London Foxes Show Early Signs of Self-Domestication
The urban foxes have squatter snouts and smaller brains than their rural cousins, but they’re no house pets
The National Museums Scotland has a collection of about 1,500 fox skulls, diligently labeled with their original locations in London and the surrounding countryside. And when researchers compared rural fox skulls to those from in the city itself, they found some key differences.
The results, published on June 3 in the Proceedings of the Royal Society B, show that while rural foxes remain adapted for speed and hunting small, scampering prey, urban foxes have different priorities. Their skulls reflect the different needs of a carnivore that scavenges in a city chock-full of human refuse, ripe for the taking by a cunning canine. Shorter, stronger snouts are better adapted for breaking open packaging and crunching leftover bones, and smaller brains are fine when their meals don’t run away, Virginia Morell reports for Science magazine.
Together, the characteristics resemble what Charles Darwin labeled “domestication syndrome,” a set of traits that accompany a wild animal’s transition to tameness and eventually domestication.
“What’s really fascinating here is that the foxes are doing this to themselves,” Kevin Parsons, an evolutionary biologist at the University of Glasgow, tells the BBC in a video. “This is the result of foxes that have decided to live near people, showing these traits that make them look more like domesticated animals.”
But, the researchers stress, the urban foxes are definitely not house pets. Instead, the differences illuminate the path that dogs and cats may have taken early in their paths toward human companionship.
The fox skulls were collected between 1971 and 1973, when the animals were being culled and London boroughs were responsible for handling their fox populations. According to London’s Natural History Museum, attempts to cull the urban foxes were unsuccessful because the populations are self-regulating, and when one animal was killed then another would take its territory within days. The city abandoned fox culls in the 1980s, although fox control measures were raised for discussion again in recent years.
The skulls served as a snapshot of a large fox population in the early 1970s. Parsons photographed 111 skulls—57 female and 54 male—from rural and urban areas and identified key features in the skulls’ shapes. He and his team found that a fox’s habitat has a noticeable effect on the shape of the skull. A rural fox’s long, tapered snout is ideal for agility, but an urban fox doesn’t need speed since its energy is better spent digging through a trash pile than hunting prey.
“They also have a smaller brain case, so they may have smaller brains in the urban environment,” Parsons tells the BBC. “So an evasive prey that’s scooting back and forth and trying to avoid capture is going to be much more mentally challenging for a fox than the stationary prey, the stationary food that an urban fox will come across.”
The changes in the urban fox skulls also line up with a long-running study into fox domestication in Russia. The study began in the 1960s, and after generations of breeding only the least aggressive, most human-friendly foxes, the animals have traits like curled tails, floppy ears, short snouts and barking. (A recent paper raised questions about whether the traits are actually associated with domestication, or if they’re a result of the original gene pool of 130 foxes in the study.)
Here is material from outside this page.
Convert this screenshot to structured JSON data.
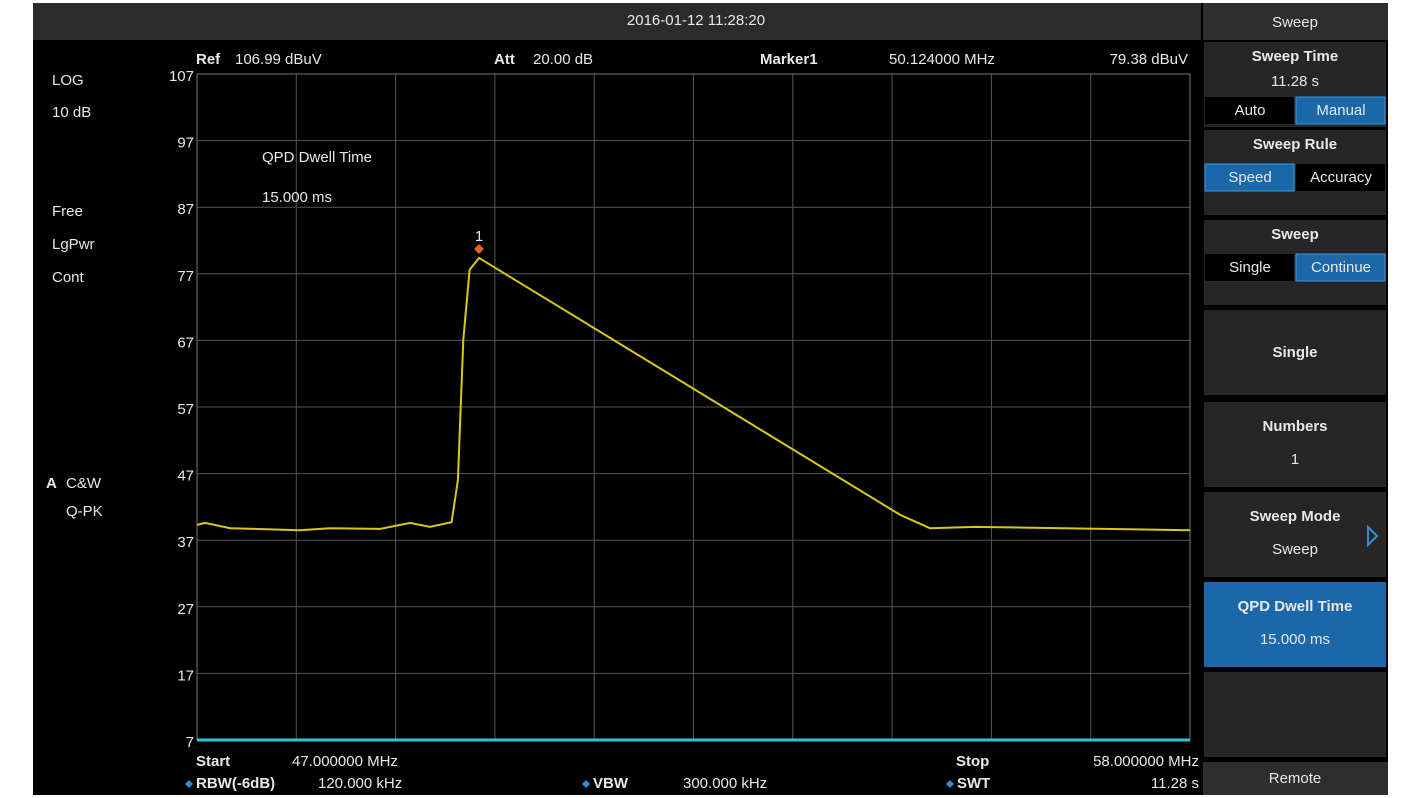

But in regards to the new study, “I’m not so much surprised as delighted,” by the results, evolutionary biologist Lee Dugatkin of the University of Louisville, who wasn’t involved in the study, tells Science magazine. “This is a ‘natural experiment’ that is very much in line with what the Russian experiment has found.”
The foxes are nowhere near as domesticated as familiar animals like dogs or cats, but the study shows in a heavily human environment like a city is enough to nudge animals down a domesticated evolutionary path.
“[Foxes] never move any farther down the path to domestication,” than what is observed in the study, Melinda Zeder, emeritus archaeologist at the Smithsonian National Museum of Natural History, tells Science. “We don’t know why.”